Al recoger el Oscar por su documental sobre la mafia de Wall Street, Inside Job, el directo señaló: «Perdónenme pero debo de empezar apuntando que tres años después de la horrible crisis financiera causada por el fraude, ningún ejecutivo ha ido a la cárcel y eso está mal». Documentalista de izquierdas que ya retrató hace años la ineptitud de los Rumsfeld, Slocombe (uno de mis villanos favoritos) y Bremer en la invasión de Iraq, habla sobre una crisis que arrodilló a los políticos y que no tuvo consecuencias para los culpables en ninguna parte del mundo excepto Islandia.
Lourdes Benería y Carmen Sarasúa (Crímenes económicos contra la humanidad) recuerdan que solo este país persiguió penalmente a los responsables de la crisis y dejó que sus bancos se hundieran.
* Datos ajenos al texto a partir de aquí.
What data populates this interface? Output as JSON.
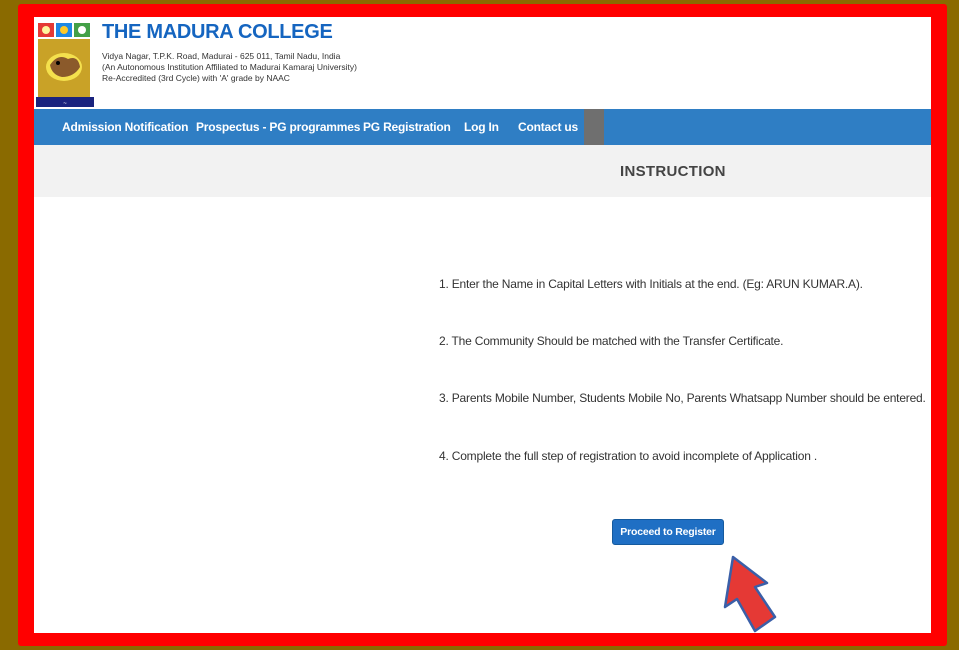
{
  "header": {
    "title": "THE MADURA COLLEGE",
    "address_lines": [
      "Vidya Nagar, T.P.K. Road, Madurai - 625 011, Tamil Nadu, India",
      "(An Autonomous Institution Affiliated to Madurai Kamaraj University)",
      "Re-Accredited (3rd Cycle) with 'A' grade by NAAC"
    ]
  },
  "nav": {
    "items": [
      {
        "label": "Admission Notification"
      },
      {
        "label": "Prospectus - PG programmes"
      },
      {
        "label": "PG Registration"
      },
      {
        "label": "Log In"
      },
      {
        "label": "Contact us"
      }
    ]
  },
  "main": {
    "title": "INSTRUCTION",
    "instructions": [
      "1. Enter the Name in Capital Letters with Initials at the end. (Eg: ARUN KUMAR.A).",
      "2. The Community Should be matched with the Transfer Certificate.",
      "3. Parents Mobile Number, Students Mobile No, Parents Whatsapp Number should be entered.",
      "4. Complete the full step of registration to avoid incomplete of Application ."
    ],
    "proceed_label": "Proceed to Register"
  },
  "colors": {
    "frame": "#ff0000",
    "background": "#8a6a00",
    "nav": "#2f7ec4",
    "title": "#1565c0",
    "button": "#1f6fc4",
    "arrow": "#e53935"
  },
  "icons": {
    "logo": "college-crest-icon",
    "pointer": "arrow-up-pointer-icon"
  }
}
El problema sin embargo (condenas a parte) es que la crisis ha empequeñecido a los políticos, tanto que asemejan enanos: durante años el Mercado les persuadió que no necesitaba leyes, que se bastaba y sobraba para regularse; al menor atisbo de crisis, entre el chantaje y el lloriqueo, lograron que Papá Estado (más bien Mamá Estado) acudiera a su auxilio. Cuando escampaba la tormenta, convencieron nuevamente al Estado (da igual la manera en que se apellide) que eran capaces de regularse y, además, primaron su propia incompetencia mientras ciudadanos perdían piso, trabajo, salud…
Ciudadanos que son votantes; que comprenden poco a poco que el sufragio no importa. Valcárcel, Rajoy, Obama, no gobiernan, lo suyo no es poder, tan solo apariencia, puro humo. («Si los ciudadanos se abstuvieran podrían elegir mañana, es decir, no votar hoy significa poder elegir mañana», señaló en Murcia García-Trevijano).
La táctica de la casta política acabará conduciéndola al harakiri. Desde lo alto, como Fermín de Pas a los vetustenses, observamos su caída. Si el confesor de Ana Ozores los ve como insectos a sus feligreses; nosotros como patos mareados a nuestro políticos, sabiendo que la cuenta del incendio se la exigiremos a ellos si no se rebelan ante el diktat del Mercado.